📕 Creating a scalable growth process; A new SaaS metric for your tool kit; Building a sellable company...
What’s up, everyone, and congrats on making it to Friday! This week we’ve got some new metrics to add to your arsenal and a few interesting marketing tactics for you mull over the weekend. As always, if you have some great content of your own, shoot it our way. You might just find yourself in the Playbook.
Have a great Labor Day Weekend!
💯 Eleanor Roosevelt famously said it's best to learn from someone else's mistakes rather than your own, but there aren't always people willing to volunteer their missteps. David Skok kindly offers up his with the Zero to 100 Videos series, which covers the most frequent startup mistakes he faced as both a SaaS investor and entrepreneur. You can skip around the different video sections depending on your current focus, but we’d say that Part 2 (Repeatable, Scaleable, Growth Process) is a must-watch no matter what stage you are at.
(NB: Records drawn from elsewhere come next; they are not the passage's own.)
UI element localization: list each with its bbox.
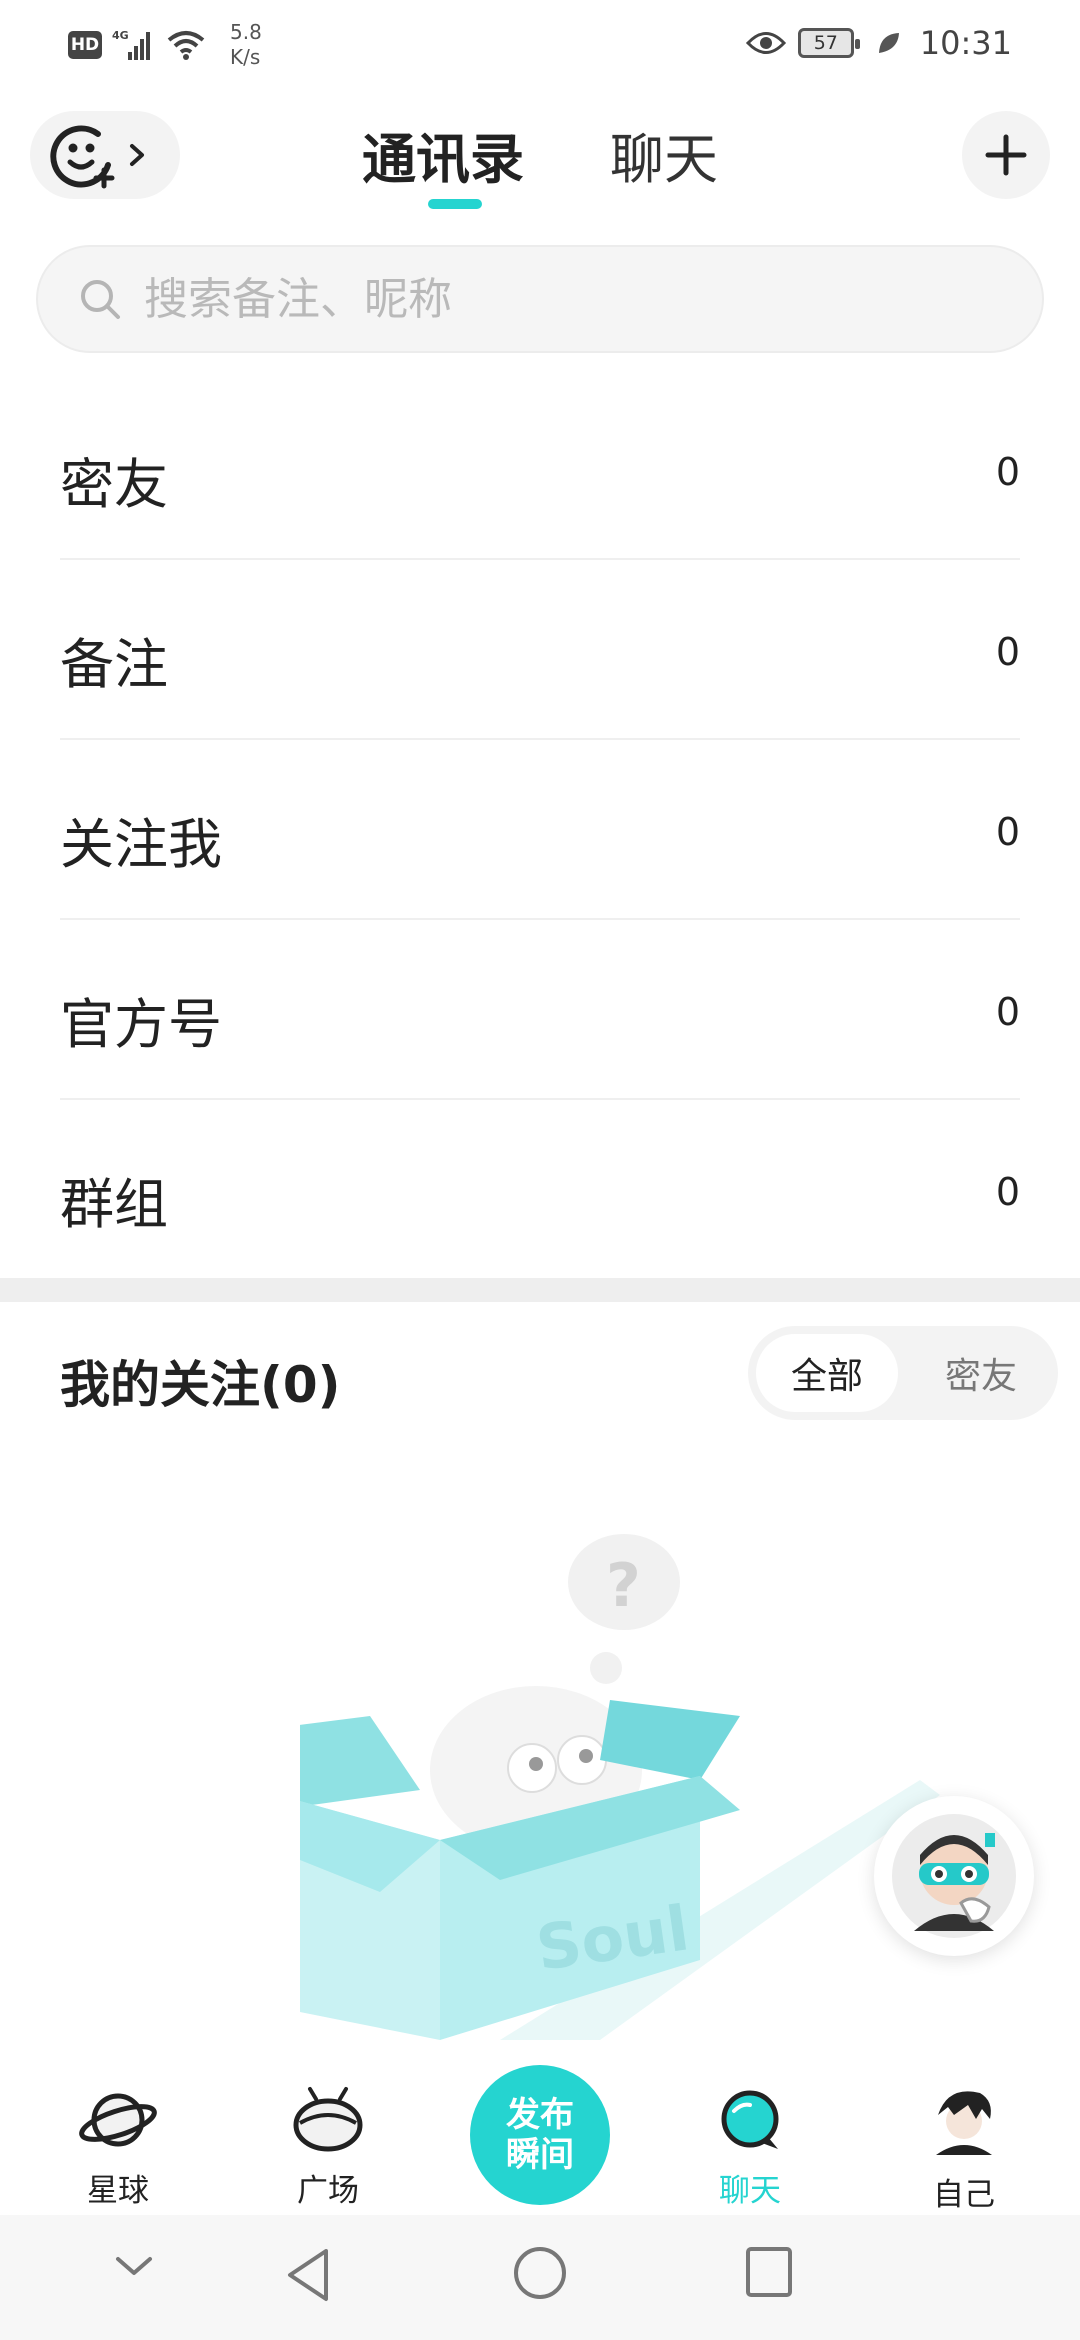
list-item-close-friends[interactable]: 密友 0 [0,380,1080,560]
mood-status-button[interactable] [30,111,180,199]
tab-chat[interactable]: 聊天 [610,115,718,194]
list-item-remarks[interactable]: 备注 0 [0,560,1080,740]
list-item-followers[interactable]: 关注我 0 [0,740,1080,920]
contact-group-list: 密友 0 备注 0 关注我 0 官方号 0 群组 0 [0,380,1080,1280]
list-item-label: 密友 [60,453,168,516]
wifi-icon [167,31,205,60]
net-speed: 5.8 K/s [230,20,262,70]
nav-label: 聊天 [719,2173,781,2209]
nav-label: 广场 [297,2173,359,2209]
back-icon[interactable] [282,2245,334,2305]
publish-line-2: 瞬间 [506,2135,574,2175]
net-speed-value: 5.8 [230,20,262,44]
svg-text:?: ? [606,1551,641,1621]
collapse-chevron-icon[interactable] [112,2245,156,2289]
floating-assistant-avatar[interactable] [874,1796,1034,1956]
hd-badge: HD [68,31,102,59]
search-input[interactable] [144,273,944,325]
active-tab-indicator [428,199,482,209]
list-item-label: 群组 [60,1173,168,1236]
battery-indicator: 57 [797,28,860,58]
add-button[interactable] [962,111,1050,199]
nav-planet[interactable]: 星球 [48,2085,188,2210]
search-icon [81,280,120,319]
leaf-icon [878,33,899,53]
home-icon[interactable] [512,2245,568,2301]
status-left: HD 4G 5.8 K/s [68,20,262,70]
top-header: 通讯录 聊天 [0,105,1080,209]
filter-all-button[interactable]: 全部 [756,1334,898,1412]
follow-filter-segment: 全部 密友 [748,1326,1058,1420]
smiley-add-icon [50,125,115,189]
list-item-count: 0 [995,450,1020,494]
list-item-count: 0 [995,1170,1020,1214]
nav-label: 星球 [87,2173,149,2209]
nav-label: 自己 [933,2177,995,2213]
nav-self[interactable]: 自己 [894,2085,1034,2214]
nav-chat[interactable]: 聊天 [680,2085,820,2210]
filter-close-friends-button[interactable]: 密友 [916,1334,1046,1412]
publish-line-1: 发布 [506,2095,574,2135]
square-icon [293,2087,363,2152]
my-follows-title: 我的关注(0) [60,1356,341,1414]
signal-icon: 4G [112,29,150,60]
bottom-nav: 星球 广场 发布 瞬间 聊天 自己 [0,2055,1080,2215]
self-avatar-icon [930,2089,998,2157]
svg-text:4G: 4G [112,29,129,42]
status-bar: HD 4G 5.8 K/s 57 10:31 [0,0,1080,95]
chat-icon [721,2090,779,2149]
list-item-count: 0 [995,630,1020,674]
recents-icon[interactable] [744,2245,794,2299]
list-item-count: 0 [995,990,1020,1034]
plus-icon [985,134,1027,176]
list-item-label: 备注 [60,633,168,696]
nav-square[interactable]: 广场 [258,2085,398,2210]
search-bar[interactable] [36,245,1044,353]
list-item-label: 关注我 [60,813,222,876]
empty-box-illustration: ? Soul [300,1534,940,2040]
publish-moment-button[interactable]: 发布 瞬间 [470,2065,610,2205]
list-item-count: 0 [995,810,1020,854]
list-item-official-accounts[interactable]: 官方号 0 [0,920,1080,1100]
status-right: 57 10:31 [745,24,1012,62]
clock: 10:31 [919,24,1012,62]
system-nav-bar [0,2215,1080,2340]
tab-contacts[interactable]: 通讯录 [362,115,524,194]
eye-icon [745,32,786,54]
planet-icon [79,2093,157,2147]
list-item-label: 官方号 [60,993,222,1056]
section-separator [0,1278,1080,1302]
list-item-groups[interactable]: 群组 0 [0,1100,1080,1280]
net-speed-unit: K/s [230,45,261,69]
diver-avatar-icon [892,1814,1016,1938]
chevron-right-icon [130,144,144,166]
🌮 App Sumo’s Noah Kagan recently sat down with Neville Medhora to chat about how SaaS marketers can make their copywriting more compelling. They suggest not just thinking of content as words on a page, but to loop images in as well because both are ultimately there to engage your audience. Playing with image placement in your content can work surprisingly well – when Noah added a taco image to his email pop up, it increased its conversions by 40%. They also touch on the length debate, and whether writers should focus on long or short copy. Loved their response, which was to quote legendary copywriter Joseph Sugarman in saying that “it’s ok to write long copy, just don’t write long-winded copy.”
📒 This week we want to shed some light on helpful metrics you might not be measuring, and Rippling’s month zero cash on payback (or ZCP) is a great one to add to your tool kit. It’s a cash accounting metric (not accrual) that tells you how long it will take to recoup sales expenditures (e.g., salaries and sales commissions) and see cash in your bank account, which is key for knowing if you are ready to expand your sales team. For example, if you measure your ZPC and realize that every $1 spent on sales would end back up in your bank account by the end of the month, you could add more reps without burning any cash.
⚙️ To most people, a conversion means when a website visitor decides to make your day and finally become a paying customer. But that’s just one type of conversion – there are tons of smaller actions which visitors can take towards your primary goal, called micro-conversions. These are split into two main categories: process milestones and secondary actions, the former being a key point in the overall conversion process, and the latter being used to measure engagement. Most micro conversions are obvious (email signups, video views, and Ebook downloads, for example), but one you might not measure closely enough is blog comments. Anyone willing to engage with your brand at that level likely has strong intent and worth tracking closely.
🚧John Warrillow’s Built to Sell dives into one of the SaaS founders' biggest mistakes – building a business that relies too heavily on them. Sure, having a hand in all aspects of a startup makes things easier for founders in the short-term, but when it comes time to sell, buyers will be wary of that strong reliance (even if you’re profitable). You should build a company to be sold even if you have no intention of cashing out because you will end up with a more valuable business that gives you flexibility. Here are a few of our favorite tidbits offered in the book:
No one client should account for more than 15% of your revenue. Customer diversity will make your business a much less risky investment.
Don’t generalize, specialize. It’s easier to own a niche than to conquer the entire world, even if that’s your aspiration.
Hire sales reps who are good at selling products, not services. They are better at making your existing product work for a customer, rather than customizing it for the user.